WAJAH para karyawan Unilever Indonesia berseri lagi. Mereka
minggu ini membikin perjanjian baru dengan pihak majikan. Lazim
disebut sebagai Collective Labour Agreemet, perjanjian sekali
ini makin menguntungkan bagi pihak karyawan. Tunjangan kesehatan
misalnya, di Unilever itu kini diberikan 100%, tanpa batas
jumlah keluarga. "Bahkan isteri lebih dari satu dan anak lebih
dari tiga pun dilindungi oleh CLA terakhir ini," senyum satu
karyawan Unilever.
Sebelum itu, para karyawan PT Caltex Pacific Indonesia
memperbaharui CLA untuk dua tahun mendatang. Kemajuannya sekali
ini mencakup tunjangan ibadah haji, dan banyak tunjangan lainnya
ditinggikan.

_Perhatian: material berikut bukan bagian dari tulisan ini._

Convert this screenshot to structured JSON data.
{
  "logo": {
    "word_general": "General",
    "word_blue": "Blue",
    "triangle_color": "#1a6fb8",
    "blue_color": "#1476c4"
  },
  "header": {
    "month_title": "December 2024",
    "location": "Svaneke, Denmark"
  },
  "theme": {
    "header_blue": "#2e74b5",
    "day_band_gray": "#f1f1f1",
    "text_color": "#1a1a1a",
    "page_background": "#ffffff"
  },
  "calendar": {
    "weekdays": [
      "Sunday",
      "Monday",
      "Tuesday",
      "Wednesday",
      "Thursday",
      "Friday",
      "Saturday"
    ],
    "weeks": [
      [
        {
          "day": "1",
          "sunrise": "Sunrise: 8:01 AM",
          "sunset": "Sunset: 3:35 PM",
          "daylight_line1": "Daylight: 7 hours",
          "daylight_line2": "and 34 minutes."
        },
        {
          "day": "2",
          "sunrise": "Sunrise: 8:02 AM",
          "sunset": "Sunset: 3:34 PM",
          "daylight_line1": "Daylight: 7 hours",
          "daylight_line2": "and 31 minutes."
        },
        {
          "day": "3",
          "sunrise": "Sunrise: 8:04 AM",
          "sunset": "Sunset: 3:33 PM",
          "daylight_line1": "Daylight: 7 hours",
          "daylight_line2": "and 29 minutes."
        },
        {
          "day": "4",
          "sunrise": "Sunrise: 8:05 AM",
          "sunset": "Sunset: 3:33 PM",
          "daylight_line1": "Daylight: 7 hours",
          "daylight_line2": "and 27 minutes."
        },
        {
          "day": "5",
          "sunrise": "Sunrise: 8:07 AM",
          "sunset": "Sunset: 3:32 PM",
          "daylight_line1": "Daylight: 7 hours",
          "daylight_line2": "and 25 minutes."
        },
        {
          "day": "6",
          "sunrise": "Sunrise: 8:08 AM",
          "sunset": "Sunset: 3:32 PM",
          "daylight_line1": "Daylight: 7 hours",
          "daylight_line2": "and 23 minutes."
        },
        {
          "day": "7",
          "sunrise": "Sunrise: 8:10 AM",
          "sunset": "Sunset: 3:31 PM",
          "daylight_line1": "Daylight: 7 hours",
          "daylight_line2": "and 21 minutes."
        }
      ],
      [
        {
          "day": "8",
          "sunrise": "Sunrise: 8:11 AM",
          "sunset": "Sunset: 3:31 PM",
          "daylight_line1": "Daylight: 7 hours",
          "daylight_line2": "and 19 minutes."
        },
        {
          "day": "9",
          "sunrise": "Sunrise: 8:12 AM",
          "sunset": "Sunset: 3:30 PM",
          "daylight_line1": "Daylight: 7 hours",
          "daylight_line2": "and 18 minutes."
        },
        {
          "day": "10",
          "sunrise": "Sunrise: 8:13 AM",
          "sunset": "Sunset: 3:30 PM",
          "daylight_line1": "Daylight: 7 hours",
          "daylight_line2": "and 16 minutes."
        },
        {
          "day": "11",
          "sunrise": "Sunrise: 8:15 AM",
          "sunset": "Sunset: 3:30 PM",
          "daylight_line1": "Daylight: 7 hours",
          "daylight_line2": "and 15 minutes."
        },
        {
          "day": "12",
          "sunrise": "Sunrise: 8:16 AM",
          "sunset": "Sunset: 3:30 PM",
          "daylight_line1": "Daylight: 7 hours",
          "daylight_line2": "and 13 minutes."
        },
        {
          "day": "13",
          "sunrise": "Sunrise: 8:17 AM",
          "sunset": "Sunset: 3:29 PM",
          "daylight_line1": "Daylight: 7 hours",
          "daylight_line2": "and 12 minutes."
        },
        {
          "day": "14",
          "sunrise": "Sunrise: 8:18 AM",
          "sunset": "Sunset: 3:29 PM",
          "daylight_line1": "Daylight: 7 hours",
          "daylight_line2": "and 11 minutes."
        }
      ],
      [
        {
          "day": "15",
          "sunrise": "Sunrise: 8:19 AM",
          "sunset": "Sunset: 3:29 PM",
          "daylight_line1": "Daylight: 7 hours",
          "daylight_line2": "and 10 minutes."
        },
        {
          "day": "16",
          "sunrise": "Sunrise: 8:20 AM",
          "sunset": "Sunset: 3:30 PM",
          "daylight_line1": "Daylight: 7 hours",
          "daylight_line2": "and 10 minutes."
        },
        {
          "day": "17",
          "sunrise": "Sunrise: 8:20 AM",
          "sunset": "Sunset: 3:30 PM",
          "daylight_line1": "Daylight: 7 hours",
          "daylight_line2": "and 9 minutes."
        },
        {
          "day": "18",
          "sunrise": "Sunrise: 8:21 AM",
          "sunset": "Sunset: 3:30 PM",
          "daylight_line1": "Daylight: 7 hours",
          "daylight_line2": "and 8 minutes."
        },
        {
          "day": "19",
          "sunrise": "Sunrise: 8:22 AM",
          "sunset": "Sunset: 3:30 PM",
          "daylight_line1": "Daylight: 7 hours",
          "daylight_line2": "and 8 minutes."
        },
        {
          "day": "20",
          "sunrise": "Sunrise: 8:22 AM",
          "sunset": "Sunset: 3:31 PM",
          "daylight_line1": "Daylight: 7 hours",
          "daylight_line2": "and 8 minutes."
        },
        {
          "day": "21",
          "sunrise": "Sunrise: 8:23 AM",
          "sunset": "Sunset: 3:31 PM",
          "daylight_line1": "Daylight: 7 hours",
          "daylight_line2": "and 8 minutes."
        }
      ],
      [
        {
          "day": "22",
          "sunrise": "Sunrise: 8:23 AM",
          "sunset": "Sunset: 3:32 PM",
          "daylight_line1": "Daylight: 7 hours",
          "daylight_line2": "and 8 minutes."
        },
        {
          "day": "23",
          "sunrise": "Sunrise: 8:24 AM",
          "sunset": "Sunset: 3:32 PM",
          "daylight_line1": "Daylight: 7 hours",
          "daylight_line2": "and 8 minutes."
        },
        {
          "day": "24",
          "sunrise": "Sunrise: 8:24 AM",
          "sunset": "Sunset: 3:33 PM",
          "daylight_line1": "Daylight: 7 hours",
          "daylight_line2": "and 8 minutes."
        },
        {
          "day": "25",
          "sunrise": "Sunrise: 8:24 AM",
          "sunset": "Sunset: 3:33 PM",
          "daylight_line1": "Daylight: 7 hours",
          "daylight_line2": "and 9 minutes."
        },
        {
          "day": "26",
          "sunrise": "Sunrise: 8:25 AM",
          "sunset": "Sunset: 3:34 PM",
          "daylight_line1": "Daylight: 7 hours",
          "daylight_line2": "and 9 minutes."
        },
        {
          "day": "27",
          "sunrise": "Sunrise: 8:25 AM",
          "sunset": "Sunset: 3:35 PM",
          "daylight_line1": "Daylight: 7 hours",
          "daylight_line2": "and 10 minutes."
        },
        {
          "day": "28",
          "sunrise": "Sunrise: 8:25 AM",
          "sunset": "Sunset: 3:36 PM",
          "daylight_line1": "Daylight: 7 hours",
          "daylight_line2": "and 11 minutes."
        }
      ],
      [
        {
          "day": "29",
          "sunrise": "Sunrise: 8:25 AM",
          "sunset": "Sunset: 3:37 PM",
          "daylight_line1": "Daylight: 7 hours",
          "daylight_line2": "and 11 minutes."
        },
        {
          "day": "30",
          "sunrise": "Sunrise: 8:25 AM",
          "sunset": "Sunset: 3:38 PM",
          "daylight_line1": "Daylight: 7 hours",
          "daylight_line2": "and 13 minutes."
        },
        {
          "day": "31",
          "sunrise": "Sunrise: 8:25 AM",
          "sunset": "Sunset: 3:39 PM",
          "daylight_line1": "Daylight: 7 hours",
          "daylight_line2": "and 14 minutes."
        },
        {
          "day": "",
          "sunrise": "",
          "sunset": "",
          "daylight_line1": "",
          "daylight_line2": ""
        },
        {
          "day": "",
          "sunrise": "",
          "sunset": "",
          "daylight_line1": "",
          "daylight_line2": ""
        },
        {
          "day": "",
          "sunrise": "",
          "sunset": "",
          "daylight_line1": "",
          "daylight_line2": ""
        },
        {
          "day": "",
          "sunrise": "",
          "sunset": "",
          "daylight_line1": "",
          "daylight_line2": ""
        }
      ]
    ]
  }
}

Upah pokok minimum yang tadinya Rp 66.000 kini
menjadi Rp 83.390. Dalam lingkungan industri sejenis
(pertambangan) di Indonesia, kata Haroen Al Rasjid yang
mengetuai Dewan Direksi PT CPI, "pada saat ini sistim pengupahan
dan syarat-syarat kerja kami adalah yang tertinggi dan terbaik."
Manajemen di Unilever pun mengaku bahwa CLA-nya adalah terbaik
di antara semua perusahaan yang non-minyak di negeri ini. FBSI
(Federasi Buruh se-Indonesia) pasti tidak akan membantahnya.
CLA ini biasanya terdapat di perusahaan yang sudah ada SB, basis
FBSI. Dari 110.000 perusahaan di Indonesia cuma 1600 yang punya
CLA. Basis FBSI sudah ada di 60.000 perusahaan. Jadi, ini
berarti FBSI belum berhasil sepenuhnya menyebarkan CLA di tempat
ia berada. Memang CI.A ini belum diwajibkan oleh pemerintah. Ia
hanya dianjurkan. Pola CLA di berbagai perusahaan pun belum
sama. Bila sudah ada CLA, biasanya setiap sengketa lebih gampang
diselesaikan. CLA itu dijadikan pegangan bagi pihak majikan dan
kaum buruh, maupun bagi Depnaker sebagai penengah.
Perusahaan milik negara sama sekali tidak memiliki CLA. Di situ
Korpri, bukan SB, yang ada. Untuk karyawan negara, pernah
dicanangkan supaya ada UU tersendiri yang mengaturnya. Tapi
setelah 7 tahun ditunggu, kini belum kelihatan tanda-tanda
bagaimana perbaikan nasib karyawan di perusahaan milik negara
bisa dicapai.
Masih Terbentur
Perbaikan nasib karyawan di perusahaan swasta jelas bisa dicapai
melalui CLA yang umumnya berlaku untuk 2 tahun. Terbuka
kemungkinan bagi pihak karyawan untuk menuntut kondisi yang
lebih baik pada setiap kali CLA itu hendak diperbaharui.
Tidak selalu lancar jalannya perundingan untuk memperbaharui CLA
itu. Di PT CPI, misalnya, diperlukan 38 kali sidang sampai
tercapai CLA yang menggembirakan pihak karyawannya. Itu sudah
mendingan dibanding dengan 42 kali sidang guna mencapai CLA dua
tahun sebelumnya di PT CPI itu.
Di pabrik perakitan Vespa, Pulo GaJung, pihak majikan dan
karyawan sampai kini masih terbentur untuk memperbaharui
CLA-nya, karena soal upah dan cuti tahunan. Malah terjadi ricuh
di sana bulan lalu karena ada buruh yang dipukuli, dituduh
"menghambat" produksi.
Semustinya dengan adanya basis FBSI, CLA bisa diwujudkan.
"Susahnya, banyak perusahaan nasional maupun patungan di
Indonesia punya backing orang-orang gede," keluh Ketua Umum
FBSI, Agus Sudono, pada wartawan TEMPO Budiman S. Hartoyo. "Maka
sering FBSI dan Depnaker kebentur-bentur. Lagi pula, memang
tidak ada sanksinya bila perusahaan menolak CLA."